How does the ger differ from other persons in our society? He is neither the Israelite native (Hebrew ‘ezrah) nor the foreigner (Hebrew nokhri). True, the ger is also of foreign origin, but there the distinction ends. The foreigner is either a visiting merchant or mercenary (see 2 Samuel 15:19); he is attached to his homeland and intends to return to it. The ger, on the other hand is a resident alien; he has uprooted himself (or has been uprooted) from his homeland and has taken permanent residence in the land of Israel.
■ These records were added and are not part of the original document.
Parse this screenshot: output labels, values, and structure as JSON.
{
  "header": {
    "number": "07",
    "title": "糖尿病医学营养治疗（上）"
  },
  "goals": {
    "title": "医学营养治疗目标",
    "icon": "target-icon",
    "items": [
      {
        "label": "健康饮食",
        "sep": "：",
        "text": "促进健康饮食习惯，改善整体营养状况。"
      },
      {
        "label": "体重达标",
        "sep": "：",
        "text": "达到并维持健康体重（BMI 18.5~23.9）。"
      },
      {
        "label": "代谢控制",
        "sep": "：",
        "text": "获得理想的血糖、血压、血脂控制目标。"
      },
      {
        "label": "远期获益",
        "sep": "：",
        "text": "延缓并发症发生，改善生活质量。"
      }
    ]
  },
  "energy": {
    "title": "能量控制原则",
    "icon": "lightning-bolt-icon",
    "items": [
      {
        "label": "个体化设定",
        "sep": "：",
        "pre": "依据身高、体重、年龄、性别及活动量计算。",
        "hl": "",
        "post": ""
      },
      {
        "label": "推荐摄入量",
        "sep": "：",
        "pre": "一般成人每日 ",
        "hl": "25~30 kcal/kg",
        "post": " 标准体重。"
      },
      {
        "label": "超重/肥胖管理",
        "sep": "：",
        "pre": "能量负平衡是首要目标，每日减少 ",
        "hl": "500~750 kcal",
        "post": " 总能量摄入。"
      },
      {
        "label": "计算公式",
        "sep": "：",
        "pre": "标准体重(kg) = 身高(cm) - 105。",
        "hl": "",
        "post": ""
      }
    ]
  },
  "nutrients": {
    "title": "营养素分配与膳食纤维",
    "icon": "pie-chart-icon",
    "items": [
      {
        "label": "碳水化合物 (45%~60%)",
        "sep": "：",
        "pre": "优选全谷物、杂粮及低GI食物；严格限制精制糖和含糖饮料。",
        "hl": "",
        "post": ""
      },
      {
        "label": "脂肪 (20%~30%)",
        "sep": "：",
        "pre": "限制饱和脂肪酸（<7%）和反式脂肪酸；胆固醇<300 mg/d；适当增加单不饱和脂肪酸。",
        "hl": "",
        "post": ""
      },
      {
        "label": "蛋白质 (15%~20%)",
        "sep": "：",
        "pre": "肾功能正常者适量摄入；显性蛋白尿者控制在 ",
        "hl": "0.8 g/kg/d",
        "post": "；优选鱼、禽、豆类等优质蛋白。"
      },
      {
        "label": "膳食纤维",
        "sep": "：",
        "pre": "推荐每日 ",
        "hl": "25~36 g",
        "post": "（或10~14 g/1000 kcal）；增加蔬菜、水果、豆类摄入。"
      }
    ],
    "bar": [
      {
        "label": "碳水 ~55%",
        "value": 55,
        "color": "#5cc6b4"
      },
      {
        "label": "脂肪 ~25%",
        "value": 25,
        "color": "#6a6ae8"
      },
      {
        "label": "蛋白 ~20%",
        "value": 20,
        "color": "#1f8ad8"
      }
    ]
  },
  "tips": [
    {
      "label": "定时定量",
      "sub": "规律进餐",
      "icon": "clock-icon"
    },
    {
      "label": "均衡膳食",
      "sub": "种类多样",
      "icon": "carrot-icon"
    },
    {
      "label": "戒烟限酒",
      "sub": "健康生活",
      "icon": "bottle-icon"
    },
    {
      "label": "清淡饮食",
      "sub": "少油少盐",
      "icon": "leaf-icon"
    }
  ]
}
By the same token, the historical ger must be distinguished from the ‘eved, the slave. He is a free person with the same civil rights as the Israelite. There is, however, one notable exception. The ger may not own landed inheritance (subsequently reversed by the prophets, see Ezekiel 47:21–23). In an agricultural economy, such as ancient Israel’s, this meant that the ger had to work for an Israelite farmer as a hired hand. Moreover, having severed his ties with his original home, he had no family to turn to for support. Thus, deprived of both land and family, he was generally poor, listed together with the Levite, the fatherless and the widow among the wards of society (see Deuteronomy 26:12) and exposed to exploitation and oppression (see Ezekiel 22:7).
To be sure, some resident aliens managed to become rich (Leviticus 25:47) and to achieve high social status: note the cases of Doeg the Edomite (1 Samuel 21:8), Zelek the Ammonite (2 Samuel 23:37), and Uriah the Hittite (2 Samuel 11:3)—all high officers in the royal court or army. However, though they totally assimilated into Israelite society, even to the point of being zealous worshipers of Israel’s God (a matter emphasized in the Doeg and Uriah accounts), they retained their ethnic label and were not reckoned as Israelites. The parade example is Ruth the Moabite. When she entered Israel’s land with her mother-in-law, Naomi, she declared herself a foreigner (Ruth 2:10). Eventually she became a resident alien, a ger, but not an Israelite. Even after her marriage to Boaz, an Israelite “of substance” (Ruth 2:1), she probably retained her alien status. In the long run, marriage was the only way the ger could become an Israelite: not the ger himself or herself, but only the progeny—of the third generation, according to the rigid scruples of Deuteronomy (23:2–9).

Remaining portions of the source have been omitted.